By Jessica Kent

– Researchers at the Johns Hopkins Applied Physics Laboratory (APL) and Johns Hopkins Medicine have launched a new data analytics tool to support precision medicine research and enhance care delivery.

The tool, called the Precision Medicine Analytics Platform (PMAP), will facilitate big data research across the JHU enterprise and enable providers to make discoveries that will improve patient care.

“This is a particularly promising moment for harnessing big data, because high-powered computers can analyze newly available troves of information, including data from genetic sequencing, heart monitors, images and electronic medical records,” said Antony Rosen, vice dean for research at Hopkins Medicine.

“New technologies make it possible for researchers to combine and analyze data that before was hard to quantify, such as text from clinic notes.”

With precision medicine and big data, health systems and providers can better understand subgroups of diseases, which can help target treatments for patients with complex conditions.

“Patients get the treatment that is right for them, avoiding unnecessary tests and therapies,” said APL’s Geoff Osier, PMAP project manager. “PMAP gives researchers access to data, a virtual collaborative workspace and tools to help develop new algorithms that can ultimately improve clinical decisions and patient care.”

APL sought to help providers leverage the massive amounts of data available to them to generate actionable insights. These sources of data include EHRs, research studies, and information gathered from patient-reported surveys. APL assembled a multi-disciplinary team, composed of experts from systems engineering, cloud platform construction, cybersecurity, and data and computer science.

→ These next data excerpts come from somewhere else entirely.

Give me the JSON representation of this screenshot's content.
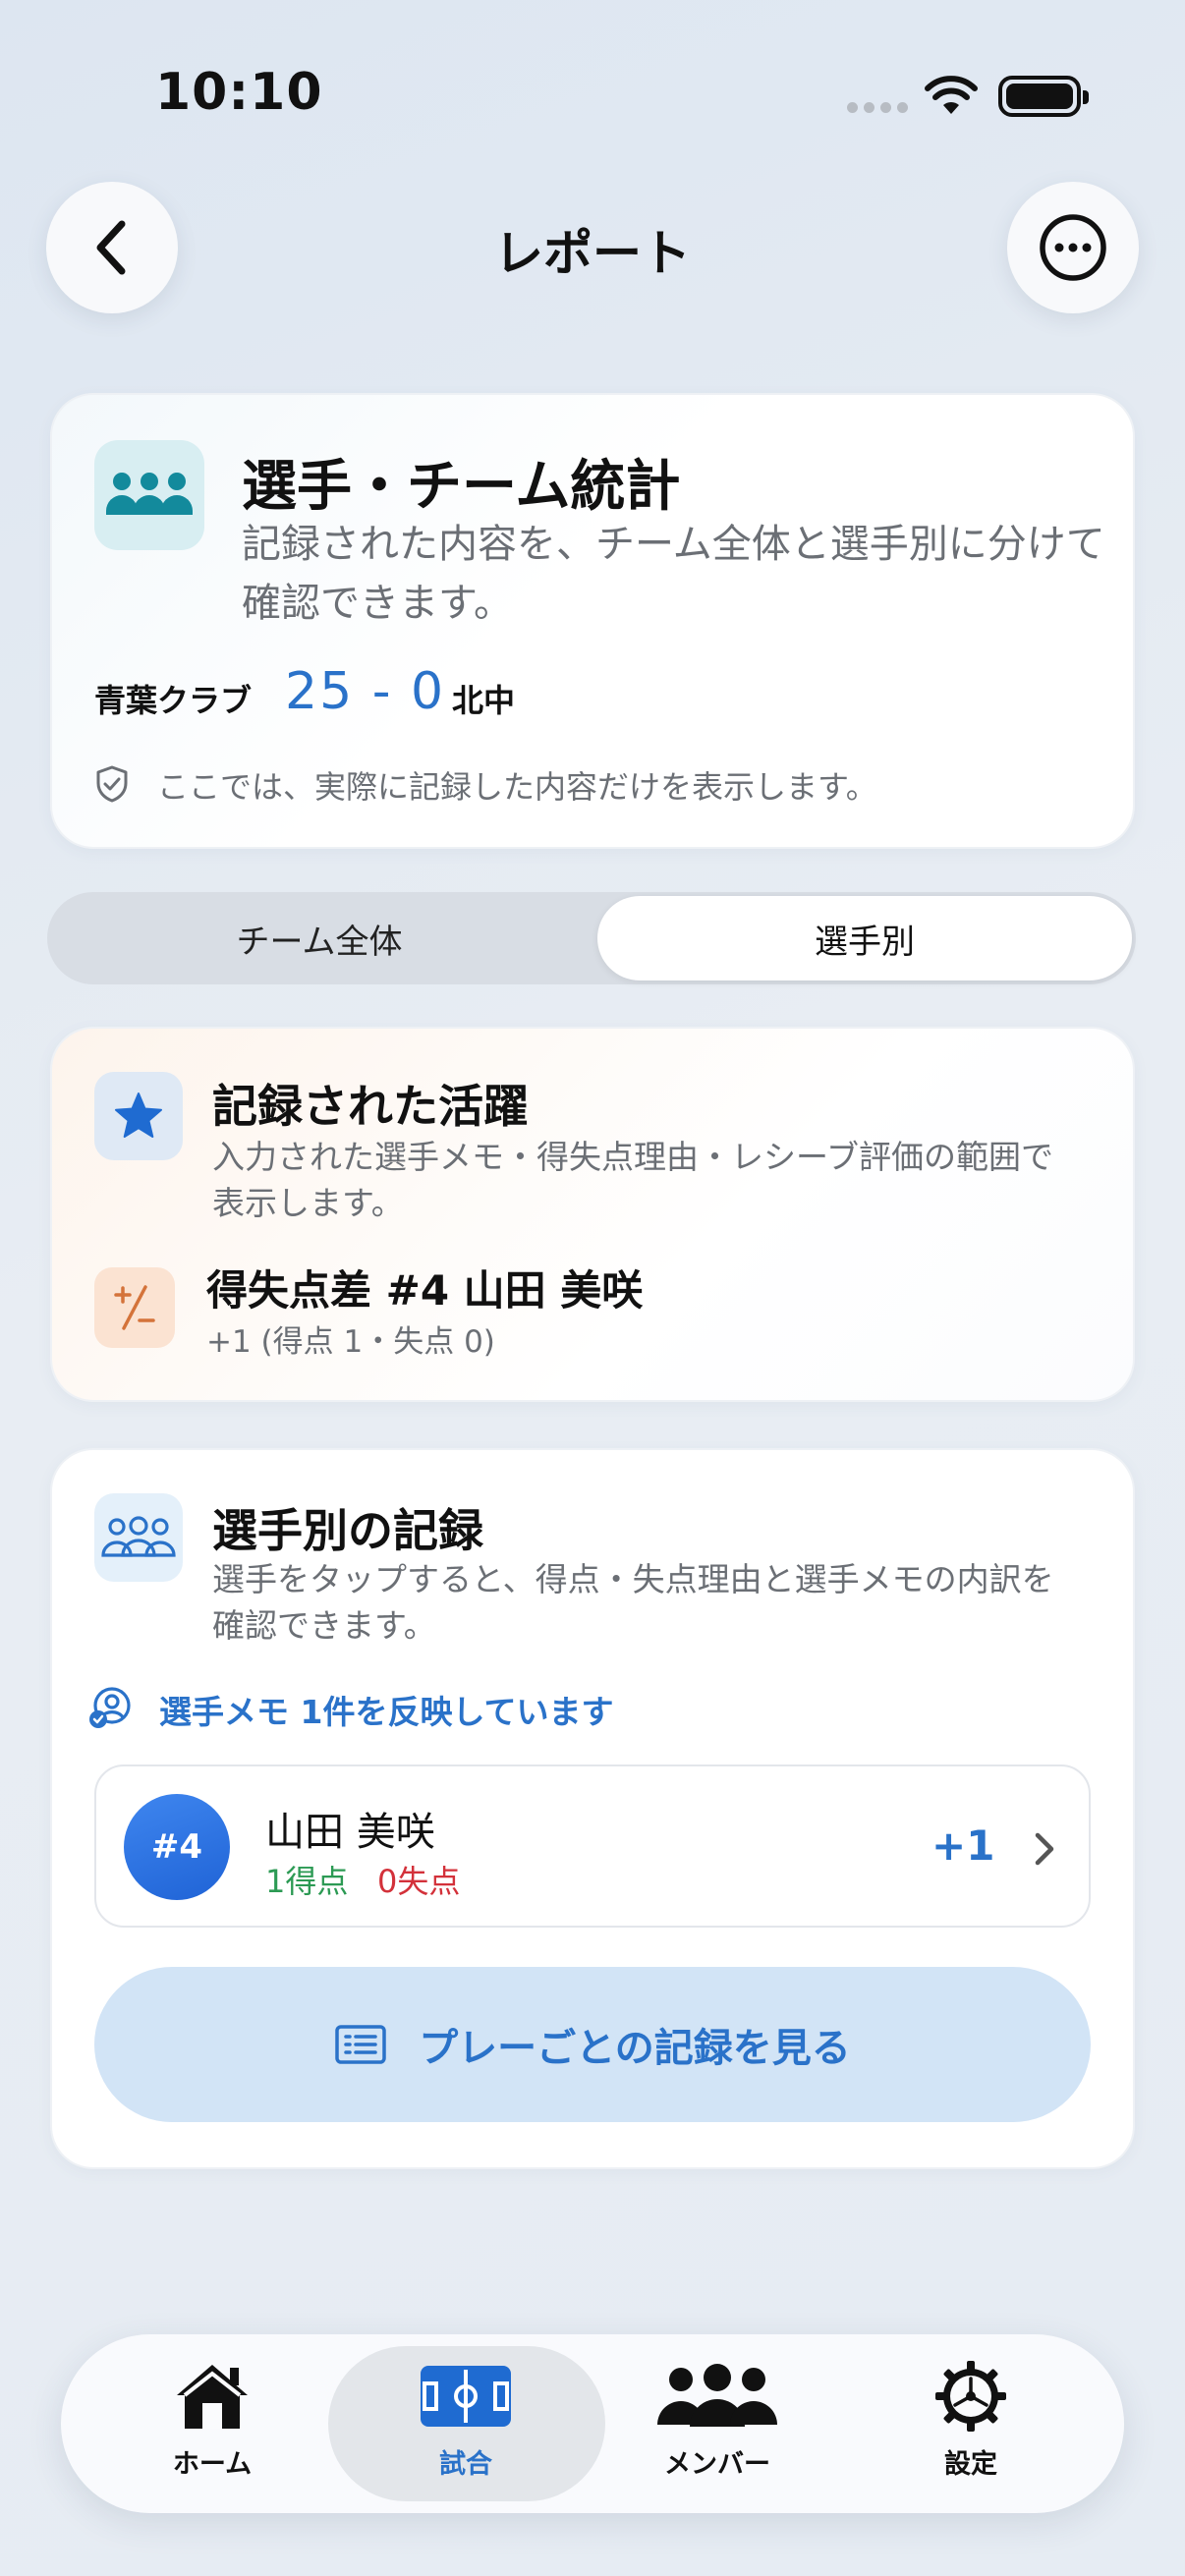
{
  "status_bar": {
    "time": "10:10"
  },
  "header": {
    "title": "レポート",
    "back_icon": "chevron-left-icon",
    "more_icon": "ellipsis-circle-icon"
  },
  "summary": {
    "title": "選手・チーム統計",
    "description": "記録された内容を、チーム全体と選手別に分けて確認できます。",
    "home_team": "青葉クラブ",
    "score": "25 - 0",
    "away_team": "北中",
    "notice": "ここでは、実際に記録した内容だけを表示します。",
    "accent": "#2a72c9"
  },
  "segmented": {
    "options": [
      "チーム全体",
      "選手別"
    ],
    "selected": "選手別"
  },
  "highlights": {
    "title": "記録された活躍",
    "description": "入力された選手メモ・得失点理由・レシーブ評価の範囲で表示します。",
    "item_title": "得失点差  #4 山田 美咲",
    "item_sub": "+1 (得点 1・失点 0)"
  },
  "player_records": {
    "title": "選手別の記録",
    "description": "選手をタップすると、得点・失点理由と選手メモの内訳を確認できます。",
    "memo_notice": "選手メモ 1件を反映しています",
    "players": [
      {
        "number": "#4",
        "name": "山田 美咲",
        "points": "1得点",
        "conceded": "0失点",
        "diff": "+1"
      }
    ],
    "plays_button": "プレーごとの記録を見る"
  },
  "tabbar": {
    "items": [
      {
        "label": "ホーム",
        "icon": "house-icon"
      },
      {
        "label": "試合",
        "icon": "court-icon"
      },
      {
        "label": "メンバー",
        "icon": "people-icon"
      },
      {
        "label": "設定",
        "icon": "gear-icon"
      }
    ],
    "selected": "試合"
  }
}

The team created an IT system that pairs biomedical research and discovery with clinical decision-making. The analytics platform supports both precision medicine research and healthcare delivery as the basis of a healthcare learning ecosystem. Key elements of the platform include genomic and imaging data access, as well as transforming and loading this data into a “data commons.”

“We helped clinicians at the Center of Excellence for Prostate Cancer extract meaningful data from biopsy reports using a natural language processing machine learning model,” Osier said.

“We’ve changed clinical data representation in the Multiple Sclerosis clinic. We’ve also done some initial development with clinicians to create tools that will be useful for allowing data to drive the creation of subpopulations within their cohort.”

This tool builds on APL’s past efforts to enhance precision medicine research at Johns Hopkins.  Previously, the organization launched precision medicine centers for multiple sclerosis and prostate cancer.

Researchers and providers across the JHU network will be able to use PMAP to deliver quality, tailored care. Going forward, the team hopes to expand this tool so that other health systems can do the same.

“The clinicians and researchers in the Precision Medicine Centers of Excellence have compelling, hard challenges associated with how to better care for their patients, and we intend to work with them to make discoveries in the treasure trove of data on PMAP,” Osier said.

“As we work on specific problems with specific researchers, we will work to create generalizable tools that others can leverage for their own challenges — the creation of a data science ecosystem on PMAP is a key goal for transforming the hospital.”